Os motoristas que encaravam os 90 quilômetros da Estrada do Feijão reuniam-se em magotes, entretendo passageiros, conversando entre si. Às vezes, alguém chegava querendo despachar encomenda, indagar sobre valor de passagem, mandar ou saber de algum recado. Naquela época telefone era privilégio de poucos e rede social coisa de ficção científica. Daí a necessidade do corpo-a-corpo, do contato verbal frequente.

Entardecia e o poente despejava tons alaranjados nas copas das árvores quando o funcionário da funerária chegou. Ar grave, indagou quem toparia conduzir um finado até uma cidade remota do Oeste Baiano, já bem perto da fronteira com o Piauí.

- Qual é a distância? – indagou um dos motoristas, de meia-idade, que empunhava a chave da Kombi, adornada com um chaveiro farto.

- Novecentos quilômetros até lá – informou o agente funerário.

- Então eu quero tanto – apressou-se o motorista, com sua proposta. Nos anos 1990 a inflação era vertiginosa e a troca de moeda fato corriqueiro no Brasil. Nem lembro o valor cobrado. O funcionário prometeu consultar os patrões, a família do finado, estipulou prazo para a resposta.

Explicou que o morto era assaltante de bancos, tombara em tiroteio com a polícia. Todo mundo recordou, então, do assalto cinematográfico de dois dias antes, com fuga, reféns, tiroteio, mortes e uma vasta cobertura da imprensa, as manchetes se sucedendo, sangrentas. O assalto fora no Sul da Bahia, mas a perseguição trouxe o drama para a Feira de Santana, os detalhes emocionantes podiam ser conferidos nas páginas dos jornais, ganharam destaque nos telejornais soteropolitanos.

- Vou levar o caixão até o São Francisco e lá despejo no rio – brincou o motorista, provocando gargalhadas. Depois, sério, preocupou-se com os detalhes da viagem: a remoção dos bancos da Kombi para acomodar o caixão, mobilizar alguém para acompanhá-lo na jornada extensa, madrugada afora. Calculou que sairia de Ipirá – passaria por lá antes da viagem – no início da madrugada.

Mas só aceito viajar se for por um ‘tiro’ de dinheiro”, esclareceu. E explicou seu cálculo: multiplicou a receita pela condução de dez passageiros até Ipirá por dez – a diferença da distância entre as duas viagens – para a ida e para a volta. Disse que não faria por menos, se inteirou sobre o assalto, o tiroteio, as mortes. Quem pagaria o traslado? Supunha-se que a família do assaltante morto.

- Ladrão de banco tem dinheiro, nunca é enterrado como indigente –esclareceu alguém.

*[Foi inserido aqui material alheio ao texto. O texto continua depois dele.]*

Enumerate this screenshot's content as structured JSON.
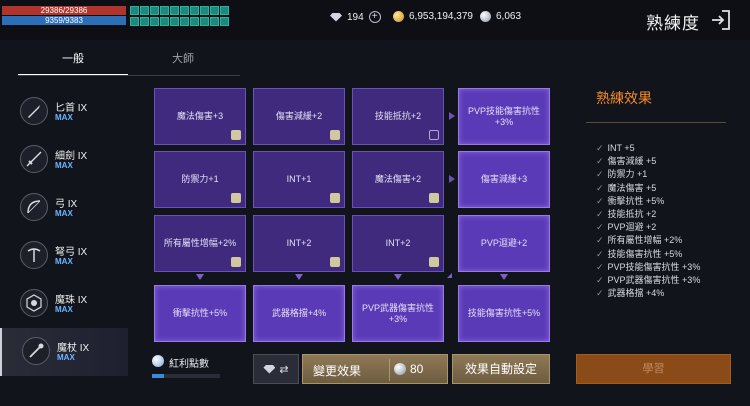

Depois a praça foi se esvaziando, os viajantes que iam para Ipirá embarcaram, os pássaros silenciaram e, no começo da noite, o caixão do assaltante foi embarcado – com solenidade e muita labuta – para a derradeira viagem em direção ao Oeste Baiano.

Os poucos retardatários acompanharam o ritual em silêncio e um deles, depois da fúnebre partida, filosofou um pouco sobre a brevidade da vida e o caráter trágico da vida, já sob as sombras da noite que desabara por completo.

Comentários

Postagens mais visitadas deste blog

Cultura e História no Mercado de Arte Popular

                                Um dos espaços mais relevantes da história da Feira de Santana é o chamado Mercado de Arte Popular , o MAP. Às vésperas de completar 100 anos – foi inaugurado formalmente em 27 de março de 1915 – o entreposto foi se tornando uma necessidade ainda no século XIX, mas só começou a sair do papel de fato em 1906, quando a Câmara Municipal aprovou o empréstimo de 100 contos de réis que deveria custear sua construção.   Atualmente, o MAP passa por mais uma reforma que, conforme previsão da prefeitura, deverá ser concluída nos próximos meses.                 Antes mesmo da proclamação da República, em 1889, já se discutia na Feira de Santana a necessidade de construção de um entreposto comercial que pudesse abrigar a afamada fei...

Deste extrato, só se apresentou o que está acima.